I kind of feel like I'm at a virtual alcoholics anonymous meeting. But surely that's the first clue to the reason why I should be here. I shouldn't feel like I'm stepping up to the gallows by admitting these things. So, here goes.

My name is Sarah... and I'm an insecure writer.



On the advice of Michelle who commented on my Re-introduction post, I've decided to join the insecure writers support group, and this is my first post.

My brain is both my best friend and my worst enemy. First of all, it gives me ideas, and then it taunts me with the ever present fear of those ideas not being good enough, or my own ability isn't good enough to make them brilliant.
Here are some of the thoughts that regularly fill my brain when I'm writing:

1. "You're the only one going to find this interesting, and because you already know what's going to happen, why bother to write it down?"

As I have stated many times before, I've never completed a manuscript of my own original ideas. The most I've ever written in anything is about 20,000 words. Then the doubts creep in and I find myself unable to move forward. The main reason, because I don't think anyone else will find my ideas and my characters interesting. 

2. "You dropped English for Science when you were 16. You've never studied literature or writing, what gives you the right to think that you're just as able to write as people who spend years studying it?"

This is one of my biggest regrets in life. I've always loved literature and writing. But, it's subjective. And I felt that if I put all my eggs in the writing basket, and it turned out that statement (1) was in fact, right, then I was going to have a useless degree and no job to help me clear the debt. Though now I realise that teaching was something I wanted to do... I could have studied literature and taught it. Ergo, regret.

3. "You're such a softie. Even if you get something finished and query worthy, the rejections will break you and you'll never write again."

This is true. I know that even the best writers have gotten rejected in their time so I'm under no illusions that if I ever get around to querying, that I'll be met with a lot of rejections. And it will knock me so hard I don't think I'll be able to get up again.

4. "You're just doing this for the attention. You just want someone to tell you that you're good."

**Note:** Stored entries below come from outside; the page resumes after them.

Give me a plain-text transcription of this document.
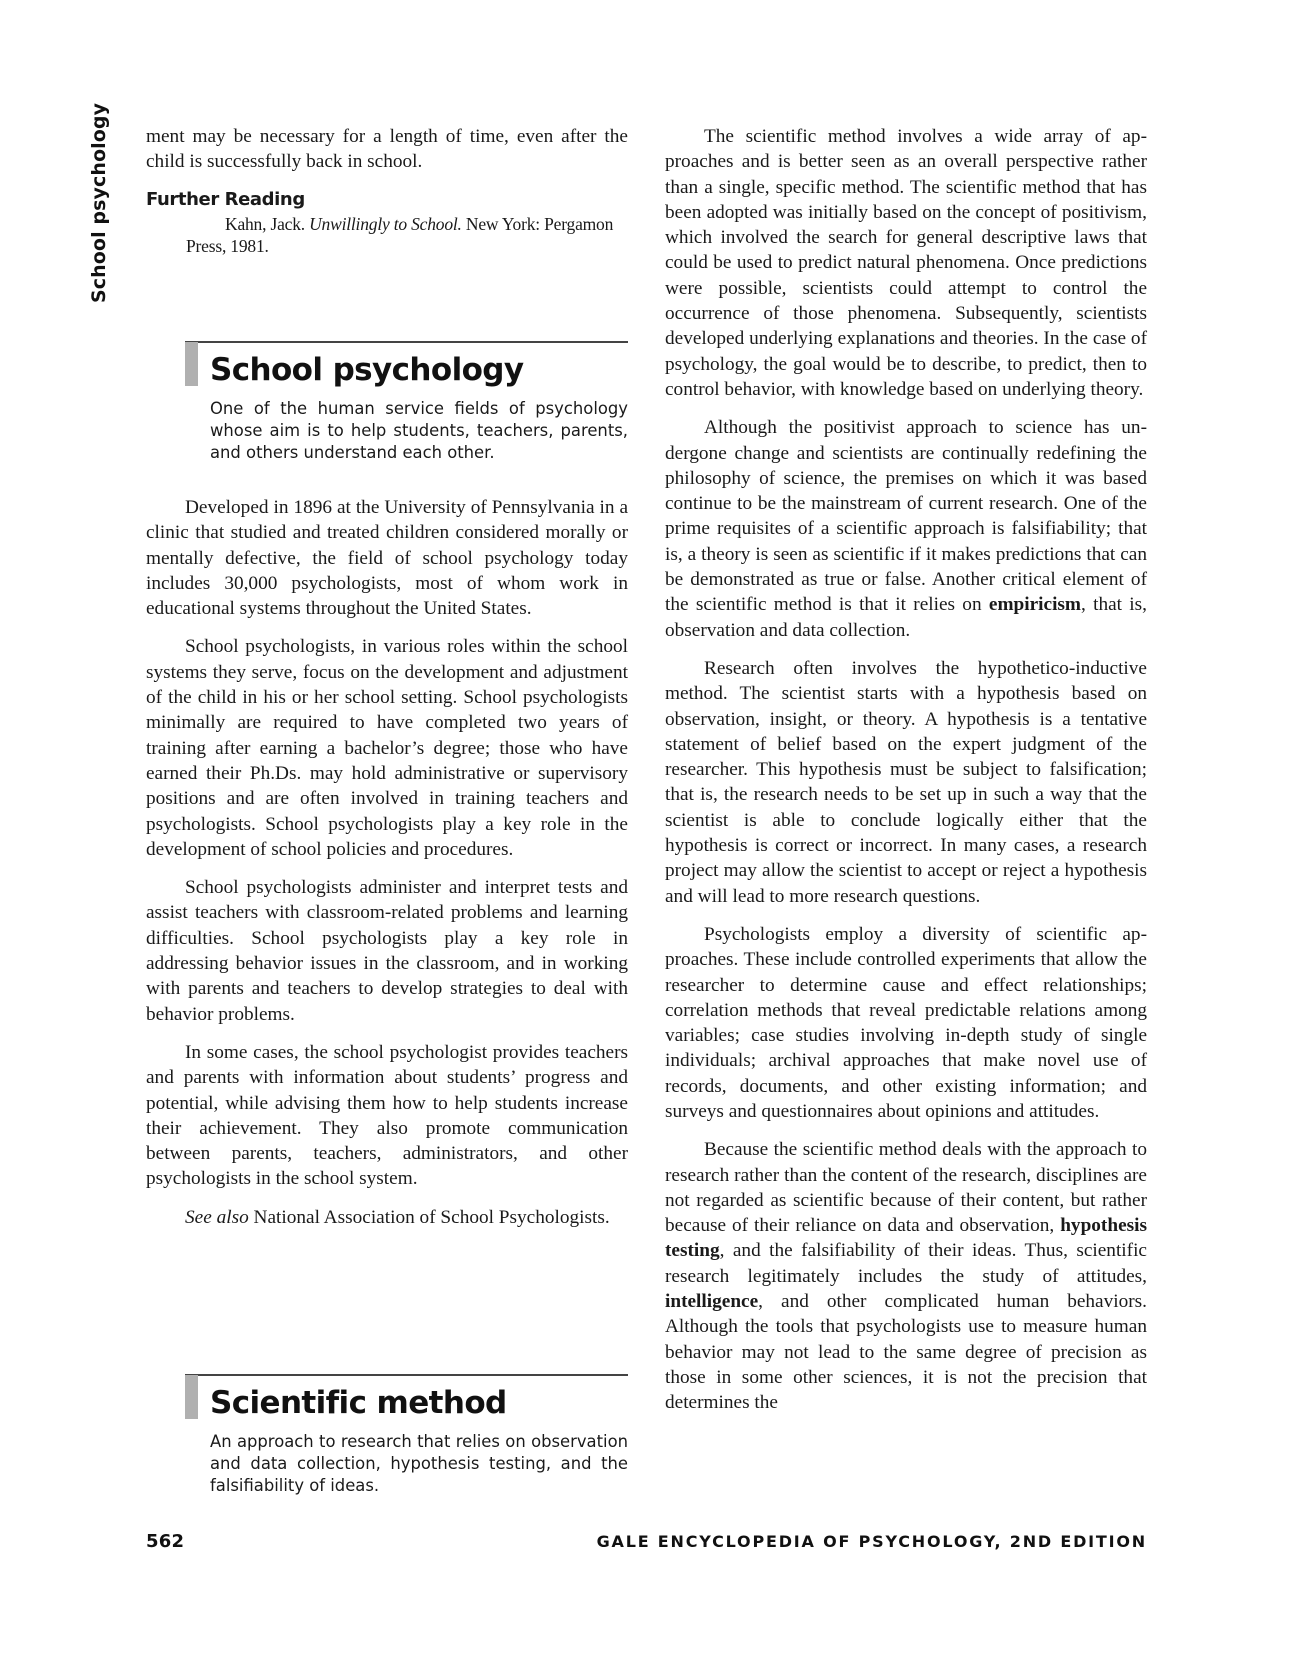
School psychology ment may be necessary for a length of time, even after the child is successfully back in school.

Further Reading

Kahn, Jack. Unwillingly to School. New York: Pergamon Press, 1981.

School psychology
One of the human service fields of psychology whose aim is to help students, teachers, parents, and others understand each other.

Developed in 1896 at the University of Pennsylvania in a clinic that studied and treated children considered morally or mentally defective, the field of school psychology today includes 30,000 psychologists, most of whom work in educational systems throughout the United States.

School psychologists, in various roles within the school systems they serve, focus on the development and adjustment of the child in his or her school setting. School psychologists minimally are required to have completed two years of training after earning a bachelor’s degree; those who have earned their Ph.Ds. may hold administrative or supervisory positions and are often involved in training teachers and psychologists. School psychologists play a key role in the development of school policies and procedures.

School psychologists administer and interpret tests and assist teachers with classroom-related problems and learning difficulties. School psychologists play a key role in addressing behavior issues in the classroom, and in working with parents and teachers to develop strategies to deal with behavior problems.

In some cases, the school psychologist provides teachers and parents with information about students’ progress and potential, while advising them how to help students increase their achievement. They also promote communication between parents, teachers, administrators, and other psychologists in the school system.

See also National Association of School Psychologists.

Scientific method
An approach to research that relies on observation and data collection, hypothesis testing, and the falsifiability of ideas.

The scientific method involves a wide array of approaches and is better seen as an overall perspective rather than a single, specific method. The scientific method that has been adopted was initially based on the concept of positivism, which involved the search for general descriptive laws that could be used to predict natural phenomena. Once predictions were possible, scientists could attempt to control the occurrence of those phenomena. Subsequently, scientists developed underlying explanations and theories. In the case of psychology, the goal would be to describe, to predict, then to control behavior, with knowledge based on underlying theory.

Although the positivist approach to science has undergone change and scientists are continually redefining the philosophy of science, the premises on which it was based continue to be the mainstream of current research. One of the prime requisites of a scientific approach is falsifiability; that is, a theory is seen as scientific if it makes predictions that can be demonstrated as true or false. Another critical element of the scientific method is that it relies on empiricism, that is, observation and data collection.

Research often involves the hypothetico-inductive method. The scientist starts with a hypothesis based on observation, insight, or theory. A hypothesis is a tentative statement of belief based on the expert judgment of the researcher. This hypothesis must be subject to falsification; that is, the research needs to be set up in such a way that the scientist is able to conclude logically either that the hypothesis is correct or incorrect. In many cases, a research project may allow the scientist to accept or reject a hypothesis and will lead to more research questions.

Psychologists employ a diversity of scientific approaches. These include controlled experiments that allow the researcher to determine cause and effect relationships; correlation methods that reveal predictable relations among variables; case studies involving in-depth study of single individuals; archival approaches that make novel use of records, documents, and other existing information; and surveys and questionnaires about opinions and attitudes.

Because the scientific method deals with the approach to research rather than the content of the research, disciplines are not regarded as scientific because of their content, but rather because of their reliance on data and observation, hypothesis testing, and the falsifiability of their ideas. Thus, scientific research legitimately includes the study of attitudes, intelligence, and other complicated human behaviors. Although the tools that psychologists use to measure human behavior may not lead to the same degree of precision as those in some other sciences, it is not the precision that determines the

562	GALE ENCYCLOPEDIA OF PSYCHOLOGY, 2ND EDITION
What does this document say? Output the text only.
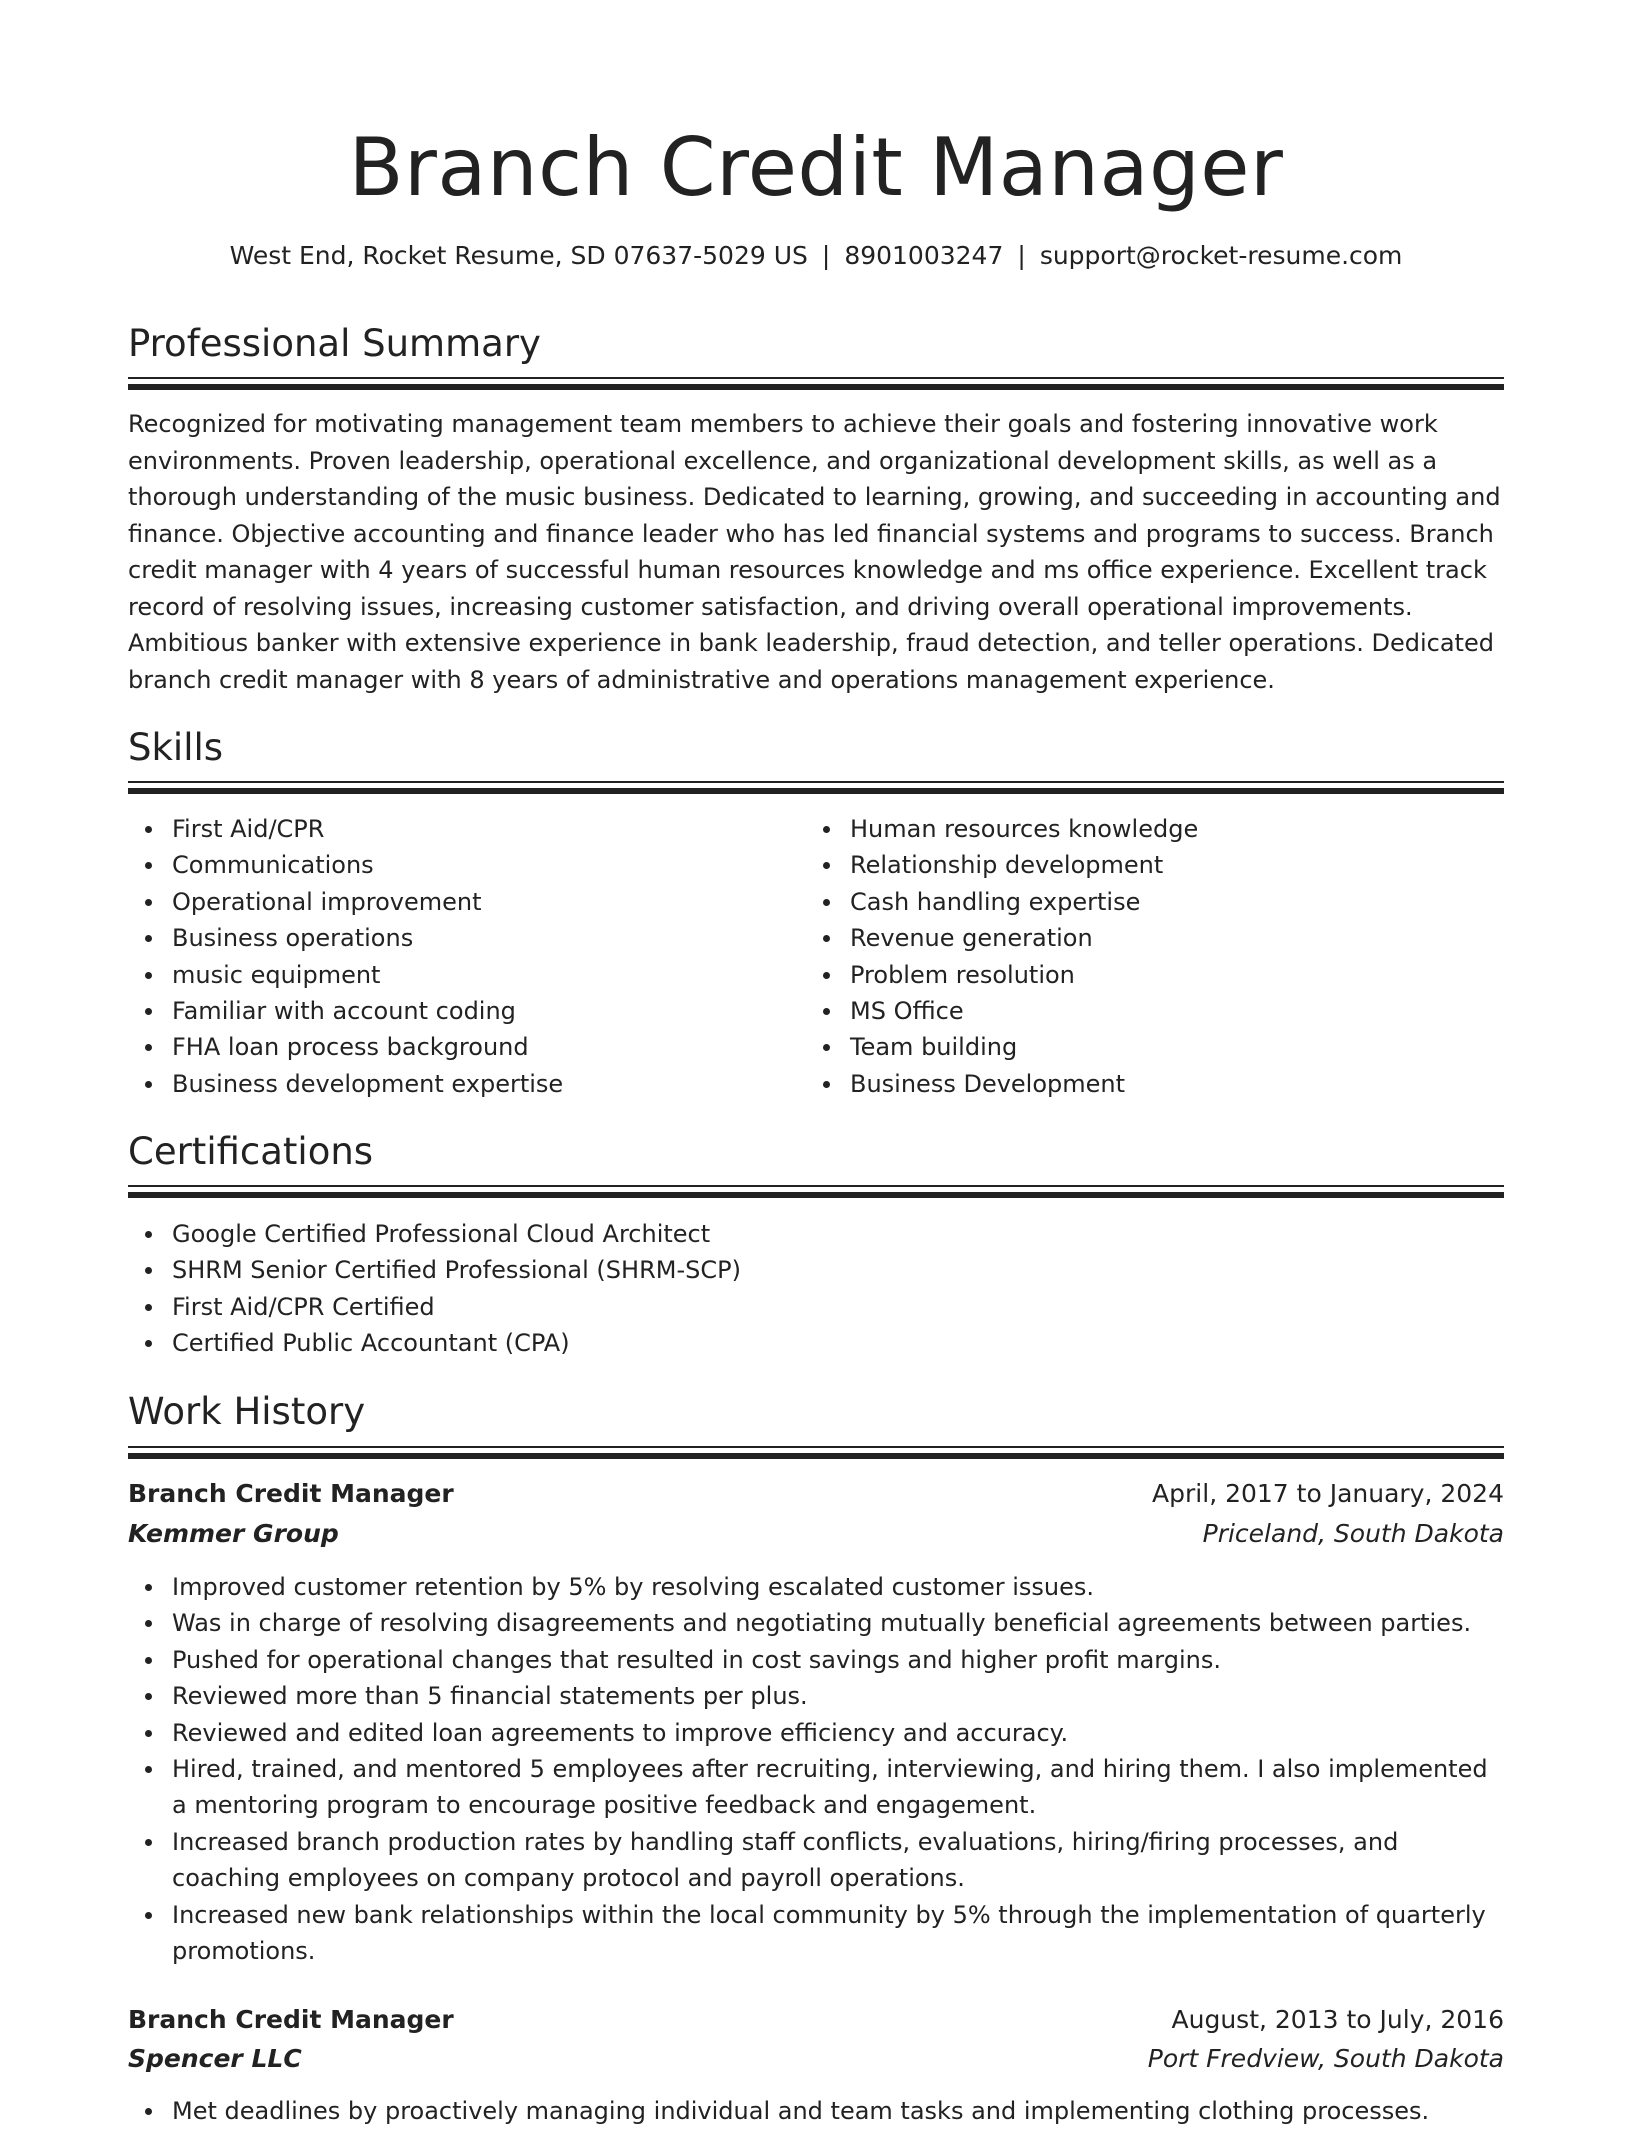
Branch Credit Manager
West End, Rocket Resume, SD 07637-5029 US | 8901003247 | support@rocket-resume.com
Professional Summary
Recognized for motivating management team members to achieve their goals and fostering innovative work environments. Proven leadership, operational excellence, and organizational development skills, as well as a thorough understanding of the music business. Dedicated to learning, growing, and succeeding in accounting and finance. Objective accounting and finance leader who has led financial systems and programs to success. Branch credit manager with 4 years of successful human resources knowledge and ms office experience. Excellent track record of resolving issues, increasing customer satisfaction, and driving overall operational improvements. Ambitious banker with extensive experience in bank leadership, fraud detection, and teller operations. Dedicated branch credit manager with 8 years of administrative and operations management experience.
Skills
First Aid/CPR
Communications
Operational improvement
Business operations
music equipment
Familiar with account coding
FHA loan process background
Business development expertise
Human resources knowledge
Relationship development
Cash handling expertise
Revenue generation
Problem resolution
MS Office
Team building
Business Development
Certifications
Google Certified Professional Cloud Architect
SHRM Senior Certified Professional (SHRM-SCP)
First Aid/CPR Certified
Certified Public Accountant (CPA)
Work History
Branch Credit Manager	April, 2017 to January, 2024
Kemmer Group	Priceland, South Dakota
Improved customer retention by 5% by resolving escalated customer issues.
Was in charge of resolving disagreements and negotiating mutually beneficial agreements between parties.
Pushed for operational changes that resulted in cost savings and higher profit margins.
Reviewed more than 5 financial statements per plus.
Reviewed and edited loan agreements to improve efficiency and accuracy.
Hired, trained, and mentored 5 employees after recruiting, interviewing, and hiring them. I also implemented a mentoring program to encourage positive feedback and engagement.
Increased branch production rates by handling staff conflicts, evaluations, hiring/firing processes, and coaching employees on company protocol and payroll operations.
Increased new bank relationships within the local community by 5% through the implementation of quarterly promotions.
Branch Credit Manager	August, 2013 to July, 2016
Spencer LLC	Port Fredview, South Dakota
Met deadlines by proactively managing individual and team tasks and implementing clothing processes.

This is a constant concern of mine. I'm worried that if, above all else I like the idea of being a writer, than the actual application. Do I just want to sit in a book store with a queue forming for people who want your autograph and to tell me how much they enjoyed my book? If I could make money from writing while remaining completely anonymous, would I still be happy, or am I after this because I want a legion of adoring fans? This I can't answer.
So there's an insight into my brain. A lovely place isn't it? Well this was never going to be a cheery post. But hopefully I'll be able to conquer these and other fears with time and the support of fellow bloggers! 
As for now, I'm off to see John Green in Dublin for his TFIOS tour. Lots of buses and trains but it will be so worth it.

Sarah x

5 comments:

  1. Hi Sarah, welcome to the IWSG!

    I can identify with all of the 4 points above, and I liked some of your turns of phrase, for whatever that's worth.

    I don't think having an English/Literature education is necessary, in fact having a science background might help you think more structurally, and would definitely help if you write something set in a scientific/medical setting...

    Best of luck with everything!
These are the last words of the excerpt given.